On Thursday 18th October, the Pacific Pension & Investment Institute (PPI) hosted the 2018 Asia Pacific Roundtable in Sydney, Australia.
Global Infrastructure Hub COO, Mark Moseley, participated in a panel discussion on Tech disruptions in physical infrastructure alongside QIC’s Tibor Schwartz Senior Adviser, Asset Management, moderated by Lincoln Webb, Senior Vice President, Infrastructure and Renewable Resources for BCI.
The panel session delved into the topic of risk posed by disruptive technologies in the infrastructure sector.Mr Moseley observed that insufficient attention is being paid to the critical issue of how our infrastructure assets will be affected by technological change.
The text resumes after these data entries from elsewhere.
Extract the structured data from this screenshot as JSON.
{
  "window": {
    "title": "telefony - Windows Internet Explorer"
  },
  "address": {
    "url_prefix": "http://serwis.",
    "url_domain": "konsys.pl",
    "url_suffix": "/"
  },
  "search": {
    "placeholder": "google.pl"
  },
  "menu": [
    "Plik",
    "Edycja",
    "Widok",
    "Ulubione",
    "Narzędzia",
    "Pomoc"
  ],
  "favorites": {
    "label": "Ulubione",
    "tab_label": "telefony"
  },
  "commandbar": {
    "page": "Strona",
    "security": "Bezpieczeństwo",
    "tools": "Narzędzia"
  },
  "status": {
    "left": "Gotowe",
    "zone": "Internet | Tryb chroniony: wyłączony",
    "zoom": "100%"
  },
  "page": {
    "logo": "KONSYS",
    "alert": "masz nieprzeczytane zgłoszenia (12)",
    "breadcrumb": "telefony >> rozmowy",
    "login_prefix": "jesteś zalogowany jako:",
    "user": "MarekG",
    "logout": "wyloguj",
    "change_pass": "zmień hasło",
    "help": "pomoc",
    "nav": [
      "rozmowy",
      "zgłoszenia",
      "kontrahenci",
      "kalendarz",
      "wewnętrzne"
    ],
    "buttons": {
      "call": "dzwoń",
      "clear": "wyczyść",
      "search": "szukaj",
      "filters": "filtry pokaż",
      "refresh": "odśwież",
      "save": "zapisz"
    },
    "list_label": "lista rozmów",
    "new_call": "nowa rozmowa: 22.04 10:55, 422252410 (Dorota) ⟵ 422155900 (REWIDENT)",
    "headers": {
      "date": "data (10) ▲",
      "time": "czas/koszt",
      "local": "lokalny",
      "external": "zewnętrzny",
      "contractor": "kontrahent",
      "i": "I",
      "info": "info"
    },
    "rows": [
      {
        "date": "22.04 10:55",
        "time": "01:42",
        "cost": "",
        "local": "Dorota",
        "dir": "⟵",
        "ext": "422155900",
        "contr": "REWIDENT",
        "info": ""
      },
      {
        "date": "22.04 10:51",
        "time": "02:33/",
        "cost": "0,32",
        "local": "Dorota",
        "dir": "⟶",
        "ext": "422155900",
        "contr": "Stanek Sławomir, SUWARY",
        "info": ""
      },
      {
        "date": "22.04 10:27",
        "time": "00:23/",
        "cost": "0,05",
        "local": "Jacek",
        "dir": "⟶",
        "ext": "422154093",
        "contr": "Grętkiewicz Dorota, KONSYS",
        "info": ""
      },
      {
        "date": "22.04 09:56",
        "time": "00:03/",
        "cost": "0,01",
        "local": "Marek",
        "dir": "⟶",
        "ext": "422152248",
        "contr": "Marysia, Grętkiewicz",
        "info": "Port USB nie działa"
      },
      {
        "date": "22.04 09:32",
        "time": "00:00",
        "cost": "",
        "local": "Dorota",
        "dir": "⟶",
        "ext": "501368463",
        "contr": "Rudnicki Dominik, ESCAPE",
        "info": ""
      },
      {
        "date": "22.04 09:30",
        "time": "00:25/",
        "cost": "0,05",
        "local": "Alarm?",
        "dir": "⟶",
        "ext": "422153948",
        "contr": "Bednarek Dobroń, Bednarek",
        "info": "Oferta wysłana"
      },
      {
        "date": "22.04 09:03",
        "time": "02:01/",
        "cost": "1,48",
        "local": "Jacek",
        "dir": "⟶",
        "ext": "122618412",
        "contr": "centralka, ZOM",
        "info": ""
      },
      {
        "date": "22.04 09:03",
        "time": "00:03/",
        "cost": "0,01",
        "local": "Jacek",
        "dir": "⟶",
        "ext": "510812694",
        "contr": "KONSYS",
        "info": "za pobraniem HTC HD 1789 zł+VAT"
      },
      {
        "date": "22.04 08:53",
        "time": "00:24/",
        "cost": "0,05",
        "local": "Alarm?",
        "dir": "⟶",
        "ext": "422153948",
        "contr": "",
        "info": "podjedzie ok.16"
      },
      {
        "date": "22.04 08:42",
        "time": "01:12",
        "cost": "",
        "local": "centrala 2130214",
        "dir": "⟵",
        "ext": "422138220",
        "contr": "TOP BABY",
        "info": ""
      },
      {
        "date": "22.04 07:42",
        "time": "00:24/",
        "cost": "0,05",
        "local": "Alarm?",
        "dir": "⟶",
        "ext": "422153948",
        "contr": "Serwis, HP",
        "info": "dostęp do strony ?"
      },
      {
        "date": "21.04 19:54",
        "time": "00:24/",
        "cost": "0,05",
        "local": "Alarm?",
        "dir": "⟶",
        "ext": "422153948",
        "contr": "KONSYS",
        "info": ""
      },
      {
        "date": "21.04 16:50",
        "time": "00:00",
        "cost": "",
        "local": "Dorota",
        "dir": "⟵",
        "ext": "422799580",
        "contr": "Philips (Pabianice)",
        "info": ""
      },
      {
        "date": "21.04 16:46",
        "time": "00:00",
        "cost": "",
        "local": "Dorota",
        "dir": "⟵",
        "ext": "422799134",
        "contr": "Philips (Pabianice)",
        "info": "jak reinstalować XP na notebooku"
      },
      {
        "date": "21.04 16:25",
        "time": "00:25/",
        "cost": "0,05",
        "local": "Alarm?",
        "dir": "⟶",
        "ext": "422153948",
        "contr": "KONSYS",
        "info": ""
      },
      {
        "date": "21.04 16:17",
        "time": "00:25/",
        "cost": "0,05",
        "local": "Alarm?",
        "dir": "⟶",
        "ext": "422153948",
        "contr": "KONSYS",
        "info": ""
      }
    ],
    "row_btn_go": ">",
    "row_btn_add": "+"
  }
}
“Infrastructure is a long-term investment; it’s supposed to last 10, 20, 30 years. You can’t assume that the technology today will be in place in future,” Mr Moseley said.
“Traditionally, the infrastructure sector wasn’t affected by rapid technological change. This makes it ripe for disruption.
“Certainly, there are risks, but there are also opportunities,”
The panel agreed that technology is not evolving at a linear pace, and that disruption affects different sectors at different times.
Importantly, if organisations are not ready by inflection point, there will be wide-ranging ramifications. Understanding the risks is the easy part. The hard part is not knowing which direction technology will move, limiting the ability to assess risks and what technology to back.
When asked how well governments and regulators should deal with the prospect of disruptive technologies, Mr Moseley offered the following advice:
“Governments need to be proactive. Infrastructure, because of its nature, will always have a public sector component.
“In particular, a public-private partnership (PPP) transaction is —as the name suggests—a partnership. If a situation occurs where disruptive technology has rendered an asset obsolete or financially unviable, governments need to work with the private sector to address the situation .
“We have seen examples in other sectors—competitive power markets for example.
“Governments need to be creative and will have to work with private investors to address these challenges.
“The answers aren’t obvious in advance, but you have to engage, not ignore the problem.”